会社は労働者に、安全に働いてもらう義務があります(安全配慮義務)。
労働者にとって、職場は人生の大半を過ごすとても重要な場所。
快適な職場でなければ、心身の健康を害してしまいます。

労働契約法5条にも、次のとおり定めがあります。

労働契約法5条(労働者の安全への配慮)

使用者は、労働契約に伴い、労働者がその生命、身体等の安全を確保しつつ労働することができるよう、必要な配慮をするものとする。

労働契約法(e−Gov法令検索)

労働者の病気を防止が大切なのは、風邪やインフルエンザ、うつ病などはもとより、新型コロナも同じこと。
現在の情勢を考えれば、最低限の対策は、安全配慮義務の内容だといってよいでしょう。

  • マスク着用
  • 咳エチケット
  • 手洗い・うがい
  • アルコール消毒
  • 窓開け・換気

したがって、職場のマスク問題は、法的には安全配慮義務違反の問題の一環。
マスクを着用しない人を放置しておけば、他の社員の健康を危機にさらします。
マスクをつける、つけない問題は、個人の価値観によっても変化するため、会社が統一的にルールを定め、社内に浸透させていかなければなりません。

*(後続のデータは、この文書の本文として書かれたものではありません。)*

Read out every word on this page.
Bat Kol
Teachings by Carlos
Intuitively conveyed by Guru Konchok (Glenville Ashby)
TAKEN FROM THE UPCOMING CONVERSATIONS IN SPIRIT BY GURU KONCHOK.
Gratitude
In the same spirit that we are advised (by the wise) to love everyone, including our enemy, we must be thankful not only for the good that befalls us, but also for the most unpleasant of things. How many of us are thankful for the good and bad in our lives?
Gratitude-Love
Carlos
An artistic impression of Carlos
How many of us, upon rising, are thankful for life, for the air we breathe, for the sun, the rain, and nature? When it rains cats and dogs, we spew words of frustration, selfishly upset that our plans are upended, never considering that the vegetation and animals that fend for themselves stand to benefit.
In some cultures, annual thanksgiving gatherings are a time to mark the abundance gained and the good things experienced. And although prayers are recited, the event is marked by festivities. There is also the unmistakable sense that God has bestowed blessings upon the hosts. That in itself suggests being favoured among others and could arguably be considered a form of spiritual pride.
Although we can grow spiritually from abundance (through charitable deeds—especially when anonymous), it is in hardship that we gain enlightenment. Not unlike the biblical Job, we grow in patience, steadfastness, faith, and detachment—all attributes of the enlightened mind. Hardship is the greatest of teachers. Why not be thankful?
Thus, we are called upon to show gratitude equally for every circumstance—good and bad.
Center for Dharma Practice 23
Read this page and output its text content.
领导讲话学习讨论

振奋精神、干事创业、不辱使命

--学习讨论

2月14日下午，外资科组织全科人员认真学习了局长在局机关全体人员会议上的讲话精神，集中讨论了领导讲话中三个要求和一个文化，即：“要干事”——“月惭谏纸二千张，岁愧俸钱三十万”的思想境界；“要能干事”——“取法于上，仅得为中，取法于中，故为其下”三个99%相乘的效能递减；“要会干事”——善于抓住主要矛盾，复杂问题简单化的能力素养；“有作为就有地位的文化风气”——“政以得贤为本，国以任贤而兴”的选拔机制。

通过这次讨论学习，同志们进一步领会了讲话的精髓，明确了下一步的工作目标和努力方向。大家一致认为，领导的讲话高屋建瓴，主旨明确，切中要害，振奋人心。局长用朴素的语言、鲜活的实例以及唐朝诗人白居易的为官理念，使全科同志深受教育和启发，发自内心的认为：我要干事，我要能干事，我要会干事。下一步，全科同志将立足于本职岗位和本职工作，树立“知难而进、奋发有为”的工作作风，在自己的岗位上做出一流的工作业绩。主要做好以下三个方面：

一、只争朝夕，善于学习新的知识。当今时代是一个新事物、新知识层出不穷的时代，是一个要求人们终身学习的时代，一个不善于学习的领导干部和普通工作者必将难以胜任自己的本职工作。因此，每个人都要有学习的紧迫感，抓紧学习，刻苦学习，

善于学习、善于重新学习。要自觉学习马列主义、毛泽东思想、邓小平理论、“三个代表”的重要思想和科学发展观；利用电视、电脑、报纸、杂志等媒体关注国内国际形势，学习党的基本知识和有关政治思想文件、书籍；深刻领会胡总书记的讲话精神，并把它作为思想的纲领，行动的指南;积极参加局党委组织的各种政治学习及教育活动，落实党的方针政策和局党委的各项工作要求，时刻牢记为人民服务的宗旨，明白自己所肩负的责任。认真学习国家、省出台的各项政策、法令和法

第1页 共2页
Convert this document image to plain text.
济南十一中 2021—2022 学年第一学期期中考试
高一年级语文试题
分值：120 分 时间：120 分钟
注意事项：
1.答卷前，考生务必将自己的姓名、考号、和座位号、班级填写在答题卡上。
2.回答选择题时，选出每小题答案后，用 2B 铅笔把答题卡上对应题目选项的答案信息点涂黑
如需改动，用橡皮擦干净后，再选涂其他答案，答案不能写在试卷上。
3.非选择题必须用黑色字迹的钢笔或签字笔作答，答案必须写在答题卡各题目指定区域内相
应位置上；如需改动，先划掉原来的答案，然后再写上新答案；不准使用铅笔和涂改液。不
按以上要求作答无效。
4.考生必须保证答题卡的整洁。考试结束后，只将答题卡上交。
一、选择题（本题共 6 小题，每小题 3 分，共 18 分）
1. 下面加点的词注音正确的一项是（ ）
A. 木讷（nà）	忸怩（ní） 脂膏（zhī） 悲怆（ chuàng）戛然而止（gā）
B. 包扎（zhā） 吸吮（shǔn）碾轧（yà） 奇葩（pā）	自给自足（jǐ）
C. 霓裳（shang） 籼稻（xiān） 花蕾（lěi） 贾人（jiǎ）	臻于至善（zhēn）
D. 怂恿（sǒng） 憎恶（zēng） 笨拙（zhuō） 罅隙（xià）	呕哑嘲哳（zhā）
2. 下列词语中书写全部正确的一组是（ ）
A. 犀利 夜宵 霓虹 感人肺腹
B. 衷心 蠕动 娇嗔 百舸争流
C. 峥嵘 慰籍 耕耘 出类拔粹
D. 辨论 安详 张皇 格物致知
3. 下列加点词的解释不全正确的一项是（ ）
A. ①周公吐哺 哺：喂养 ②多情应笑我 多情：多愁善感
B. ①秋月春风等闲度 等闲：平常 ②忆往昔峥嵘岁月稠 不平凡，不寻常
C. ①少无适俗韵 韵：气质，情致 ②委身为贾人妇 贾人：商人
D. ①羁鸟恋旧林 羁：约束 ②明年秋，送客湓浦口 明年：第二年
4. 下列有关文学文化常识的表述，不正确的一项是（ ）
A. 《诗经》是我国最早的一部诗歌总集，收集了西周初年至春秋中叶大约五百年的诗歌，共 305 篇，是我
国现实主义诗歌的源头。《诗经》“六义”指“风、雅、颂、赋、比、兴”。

特に、職種によっては法律上の安全配慮義務は、さらに高いレベルで要求されます。
人との接触機会が多く、マスクを着用する必要性が高いと考えられるからです。

  • 飲食店の従業員
  • 接客業
  • 医療従事者

マスクしない人のいる職場での適切な対応

次に、マスクをしない人のいる職場で、どんな対応が適切かを解説します。

以上のように、マスク着用は、他の社員の安全を守る行為。
そのため、会社が安全配慮義務の一環として、徹底して教育せねばなりません。
しかし、なかには、マスクしない人のいる職場も珍しくありません。

マスクしない人と距離をとる

マスクしない人が職場にいるとき、距離をとるようにしましょう。
これは、物理的に距離をとるのはもちろん、精神的にも、かかわっていては疲弊してしまいます。

マスクしない問題点を会社に理解してもらい、席替えをしてもらう方法も有効です。

マスクするよう会社に注意指導してもらう

まず、マスクしない人には、会社から注意指導をしてもらいましょう。
考え方や価値観は人それぞれのため、直接労働者同士で指摘をすると、トラブルのもとです。

あくまで職場のマスク問題は、医学的な問題だけではありません。

  • 職場の人間関係を円滑に進める
  • 他の社員に不快感を与えない

職場の人間関係についての法的問題であり、ハラスメント問題に近い考え方。

会社は、安全配慮義務の観点から、マスクしない人に注意指導しなければなりません。
現在の情勢なら、特別の理由がないかぎり、マスクするよう業務命令できると考えられます。

危険な出社はとりやめる(欠勤する)

それでもなお、マスクしない人が反抗的なとき、職場の危険はなくなりません。
こんなとき、危険のある出社はとりやめることができます。
つまり、欠勤してよいということです。
業種や会社によっては、テレワークにしてもらえないかお願いするのもよいでしょう。

会社が、安全配慮義務を果たさないために出社にリスクがあるときは、「出社できないのは会社の責任」ということができ、会社に行かなくても責められるいわれはありません。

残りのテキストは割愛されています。